Although lean workstations appear much the same as their more traditional brethren, they are, in fact, inherently different.

"With a lean workstation, everything must be choreographed like an orchestra, so that every movement has a purpose," says Rick Harris, president of Harris Lean Systems Inc. "It requires a new way of thinking. Traditionally, most workstations were laid out for the material handler's convenience, not for the value-adding operator."

Assemblers creating lean workstations should focus on critical operator issues, such as safety, ergonomics, and getting parts and tools in place, so they can be located quickly and efficiently. A lean workstation puts all the required assembly materials at the operator's fingertips. They are strategically positioned so assemblers can reach for tools or parts without even looking.

Unfortunately, workstations are notorious for being sources of waste. This is because tools and parts are often located in such a way that an operator needs to walk or reach around or over something to get what he needs-a situation made all more problematic when dealing with heavy objects that can cause muscle strain.

Quarterman Lee, president of Strategos Inc., believes it may be time for engineers to resurrect the principles of motion economy that were codified in the 1930s and then successfully applied during World War II. "In its fascination with computers, American industry pretty much forgot about motion economy during the 1960s," Lee says. "When lean manufacturing was re-imported from Japan, motion economy was left behind.

With this in mind, manufacturing engineers need to become familiar with the basic principles of ergonomics. For example, it's important to have an understanding of the three primary ergonomic operating zones: the optimum work zone, the optimum grab zone and the maximum grab zone. Parts presentation, the assembly sequence and tool organization should all be limited to the optimum zones as much as possible.

"It's important to remember that people move in arcs, not straight lines," says Chris McIntyre, president of Ergonomics at Work Inc. "Too many workstations tend to be designed as a rectangular desk. As you move parts and tools further out from the side of the body, they become harder to reach."

Remember that ergonomic reach zones extend both vertically and horizontally, and tasks performed below shoulder height are less fatiguing than those that take place higher up. Routinely used tools and parts should be placed within horizontal reach and work zones whenever possible. If reaches become excessive, engineers should consider splitting the assembly operation into two separate tasks.

Also, whereas in a traditional workstation, parts and tools tend to spread out horizontally across a work surface, in a lean workstation, there is a more vertical presentation so tools and parts are closer to the operator. "This reduces space and wasted time spent looking for materials," says Eric Dotson, general manager for Treston.

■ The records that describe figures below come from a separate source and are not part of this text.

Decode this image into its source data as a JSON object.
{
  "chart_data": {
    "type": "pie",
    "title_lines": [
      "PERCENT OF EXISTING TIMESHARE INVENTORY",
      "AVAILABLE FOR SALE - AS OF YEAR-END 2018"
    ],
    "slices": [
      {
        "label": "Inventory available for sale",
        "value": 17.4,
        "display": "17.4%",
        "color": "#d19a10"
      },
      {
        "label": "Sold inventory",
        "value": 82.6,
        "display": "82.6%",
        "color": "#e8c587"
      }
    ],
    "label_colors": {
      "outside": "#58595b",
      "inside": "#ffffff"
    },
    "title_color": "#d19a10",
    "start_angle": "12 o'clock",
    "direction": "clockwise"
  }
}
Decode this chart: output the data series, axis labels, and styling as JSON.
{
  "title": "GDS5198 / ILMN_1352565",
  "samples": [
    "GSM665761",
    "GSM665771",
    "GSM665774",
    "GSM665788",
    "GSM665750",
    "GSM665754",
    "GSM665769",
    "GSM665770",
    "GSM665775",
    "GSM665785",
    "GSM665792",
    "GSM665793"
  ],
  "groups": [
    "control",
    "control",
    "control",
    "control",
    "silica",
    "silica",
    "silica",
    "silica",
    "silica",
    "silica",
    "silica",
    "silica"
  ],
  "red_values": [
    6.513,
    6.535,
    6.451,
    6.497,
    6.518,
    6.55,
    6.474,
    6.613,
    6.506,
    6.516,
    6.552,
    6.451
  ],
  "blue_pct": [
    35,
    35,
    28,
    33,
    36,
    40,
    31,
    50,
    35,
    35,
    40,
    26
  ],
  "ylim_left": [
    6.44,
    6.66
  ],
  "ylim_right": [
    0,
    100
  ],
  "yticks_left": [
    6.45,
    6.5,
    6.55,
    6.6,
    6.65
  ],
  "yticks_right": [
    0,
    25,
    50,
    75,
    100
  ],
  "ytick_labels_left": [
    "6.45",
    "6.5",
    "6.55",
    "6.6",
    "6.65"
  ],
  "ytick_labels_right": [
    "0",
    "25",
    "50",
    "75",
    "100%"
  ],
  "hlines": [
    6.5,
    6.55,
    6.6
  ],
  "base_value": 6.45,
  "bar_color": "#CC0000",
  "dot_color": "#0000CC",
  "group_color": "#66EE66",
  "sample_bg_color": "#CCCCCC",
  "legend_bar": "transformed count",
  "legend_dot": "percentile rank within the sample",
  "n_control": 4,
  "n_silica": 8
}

Throughout this process, keep in mind that it may be necessary to determine whether it's more important for operators to be able to access tools or parts more efficiently. In a high-volume situation, for example, the key may be easy access to the different components that go into each assembly. On the other hand, in a low-throughput environment where a single operator may be performing a number of different operations on a single workpiece, access to assembly tools may be the priority.

Finally, don't forget your operators. John O'Kelly, president of Newcastle Systems, suggests that assemblers carefully examine how a procedure is being performed and ask operators a series of questions, such as: What are your pains or annoyances? How does the workstation fit within the facility environment? What happens before and after the product arrives at the workstation? What do you want to change about the work area? What do you like about it?

These factors affect the size and shape of the workstation, the choice and placement of accessories, and whether the workstation should be mobile or stationary. "Document the different tasks that need to be performed at the workstation and the accessories that may be able to provide relief. Use the information from the operator to find modular workstations that provide variety in surfaces, configurations or sizes, such as height, depth and width," O'Kelly says.

Put together a mockup of the workstation and let operators "try it on" for size. "Many to do a mockup of the workstation, using cardboard, Styrofoam and PVC pipe," says Harris. "We always invite the operator in during this simulation. He becomes the king. We put him in his work envelope and let him evaluate it."

While working with your operator on the shop floor, don't hesitate to pick up the tools and trying performing the assembly yourself. "Engineers need to step in and do the task to get a better perspective," says McIntyre. "Try it yourself. Try working at the workstations you design. Ask questions such as: How much force do I have to use? What position do I have to use?"